December 27, 2000, 2:12 PM — IBM and genetics research firm NuTec Sciences Inc. today announced that they're building a Unix-based clustered system that the two companies claim will be the largest supercomputer installed to date by a corporate user.
The cluster will tie together 1,250 of IBM's eServer p640 systems with a combined total of 2.5TB of memory and 50TB of online disk storage, according to officials at the computer maker and Stafford, Texas-based NuTec. The research firm's NuTec Life Sciences division in Atlanta will rent time on the system to pharmaceutical and biotechnology researchers looking to investigate how genes interact in the human body to cause life-threatening diseases.
A computer algorithm created by the National Human Genome Research Institute -- a U.S. government agency that's part of the National Institutes of Health (NIH) -- lets researchers look at the way multiple genes combine to create diseases, said Pete Morrissey, president of NuTec Life Sciences.

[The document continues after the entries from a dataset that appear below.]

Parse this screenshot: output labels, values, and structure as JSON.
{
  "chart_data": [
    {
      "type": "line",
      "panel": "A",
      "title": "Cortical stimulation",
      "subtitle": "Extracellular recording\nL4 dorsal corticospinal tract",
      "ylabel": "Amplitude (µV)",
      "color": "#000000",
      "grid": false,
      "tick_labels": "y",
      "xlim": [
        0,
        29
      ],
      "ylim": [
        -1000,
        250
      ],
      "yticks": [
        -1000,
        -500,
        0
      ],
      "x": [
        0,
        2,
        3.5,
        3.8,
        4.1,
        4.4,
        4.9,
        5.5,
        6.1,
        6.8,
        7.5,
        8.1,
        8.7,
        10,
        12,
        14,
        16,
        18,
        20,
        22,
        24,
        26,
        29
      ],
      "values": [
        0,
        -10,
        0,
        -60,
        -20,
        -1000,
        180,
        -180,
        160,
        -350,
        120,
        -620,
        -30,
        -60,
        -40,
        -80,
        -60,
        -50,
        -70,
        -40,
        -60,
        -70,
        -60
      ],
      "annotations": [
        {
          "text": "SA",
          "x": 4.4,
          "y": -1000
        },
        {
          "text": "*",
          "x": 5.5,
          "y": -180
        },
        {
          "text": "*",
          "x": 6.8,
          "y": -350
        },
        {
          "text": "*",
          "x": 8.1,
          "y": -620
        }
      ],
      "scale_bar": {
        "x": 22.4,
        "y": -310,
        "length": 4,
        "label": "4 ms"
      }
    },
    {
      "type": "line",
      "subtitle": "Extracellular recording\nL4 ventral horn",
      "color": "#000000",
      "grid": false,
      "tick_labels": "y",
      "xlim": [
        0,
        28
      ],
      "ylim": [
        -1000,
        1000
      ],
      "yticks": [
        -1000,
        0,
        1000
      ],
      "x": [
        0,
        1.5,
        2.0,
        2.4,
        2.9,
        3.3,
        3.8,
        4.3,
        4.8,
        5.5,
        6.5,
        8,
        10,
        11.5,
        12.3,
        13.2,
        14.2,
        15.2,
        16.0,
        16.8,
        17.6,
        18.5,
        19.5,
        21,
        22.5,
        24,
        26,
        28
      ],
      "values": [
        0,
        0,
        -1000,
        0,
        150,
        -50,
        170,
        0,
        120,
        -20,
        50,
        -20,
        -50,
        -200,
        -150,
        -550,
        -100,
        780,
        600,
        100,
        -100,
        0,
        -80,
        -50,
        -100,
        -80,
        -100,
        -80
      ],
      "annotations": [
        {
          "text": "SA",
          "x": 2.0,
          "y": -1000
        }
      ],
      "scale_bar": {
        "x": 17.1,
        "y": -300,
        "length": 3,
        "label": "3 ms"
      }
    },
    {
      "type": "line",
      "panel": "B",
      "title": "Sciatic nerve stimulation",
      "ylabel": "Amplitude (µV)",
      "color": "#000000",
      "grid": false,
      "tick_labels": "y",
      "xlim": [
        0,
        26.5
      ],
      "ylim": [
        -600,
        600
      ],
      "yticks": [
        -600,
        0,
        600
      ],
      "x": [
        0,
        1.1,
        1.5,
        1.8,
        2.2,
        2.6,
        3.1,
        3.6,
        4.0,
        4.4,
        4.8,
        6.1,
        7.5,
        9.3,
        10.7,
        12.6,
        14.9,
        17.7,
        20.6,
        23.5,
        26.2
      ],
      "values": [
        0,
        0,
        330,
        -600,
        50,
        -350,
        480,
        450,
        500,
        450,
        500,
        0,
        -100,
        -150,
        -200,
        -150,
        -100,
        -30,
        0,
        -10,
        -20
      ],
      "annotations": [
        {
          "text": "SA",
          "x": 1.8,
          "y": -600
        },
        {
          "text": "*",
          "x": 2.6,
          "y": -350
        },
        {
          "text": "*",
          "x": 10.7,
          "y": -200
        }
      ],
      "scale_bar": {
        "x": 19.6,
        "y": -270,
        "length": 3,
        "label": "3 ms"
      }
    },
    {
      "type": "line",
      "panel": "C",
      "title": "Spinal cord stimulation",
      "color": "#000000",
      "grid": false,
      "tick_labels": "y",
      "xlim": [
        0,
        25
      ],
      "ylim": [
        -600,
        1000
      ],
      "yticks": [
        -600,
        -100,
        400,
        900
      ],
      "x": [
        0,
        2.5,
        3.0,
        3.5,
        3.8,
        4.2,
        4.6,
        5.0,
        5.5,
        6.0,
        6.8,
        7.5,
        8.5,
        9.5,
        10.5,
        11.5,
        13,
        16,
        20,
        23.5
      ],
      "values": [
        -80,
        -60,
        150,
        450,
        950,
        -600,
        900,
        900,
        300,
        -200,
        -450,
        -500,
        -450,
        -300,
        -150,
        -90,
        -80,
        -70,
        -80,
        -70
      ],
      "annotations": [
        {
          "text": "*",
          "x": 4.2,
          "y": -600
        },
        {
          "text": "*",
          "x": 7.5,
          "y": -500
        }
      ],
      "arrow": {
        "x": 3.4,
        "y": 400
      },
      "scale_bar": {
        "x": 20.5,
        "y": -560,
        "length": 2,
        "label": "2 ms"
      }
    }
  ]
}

"Very few diseases, maybe 2%, are caused by a single gene," Morrissey said. But a limiting factor affecting the use of the NIH algorithm in research applications has been the massive need for computing speed and power in order to process all of the relevant genetic data, he added.
NuTec's supercomputer is supposed to be capable of processing 7.5 trillion calculations per second, said James Coffin, head of a division at IBM that targets life sciences applications. That would rank the system among the 10 fastest computers in the world and make it the most powerful one outside of government laboratories, Coffin said.
Hardware vendors such as IBM and Compaq Computer Corp. are pairing up with bioscience companies to tackle big genetics-related processing jobs. For example, researchers at The Celera Genomics Group in Rockville, Md., used a supercomputer built by Compaq to power through the basic sequencing of the human genome structure earlier this year.
But there's more to finding cures to diseases than the application of computer horsepower to genetic data, Morrissey said. It's also "critically important that we find a way to make visualization tools to make the data make sense" to researchers, he said. And researchers have to figure out a way to use the machines as efficiently as possible, Morrissey added.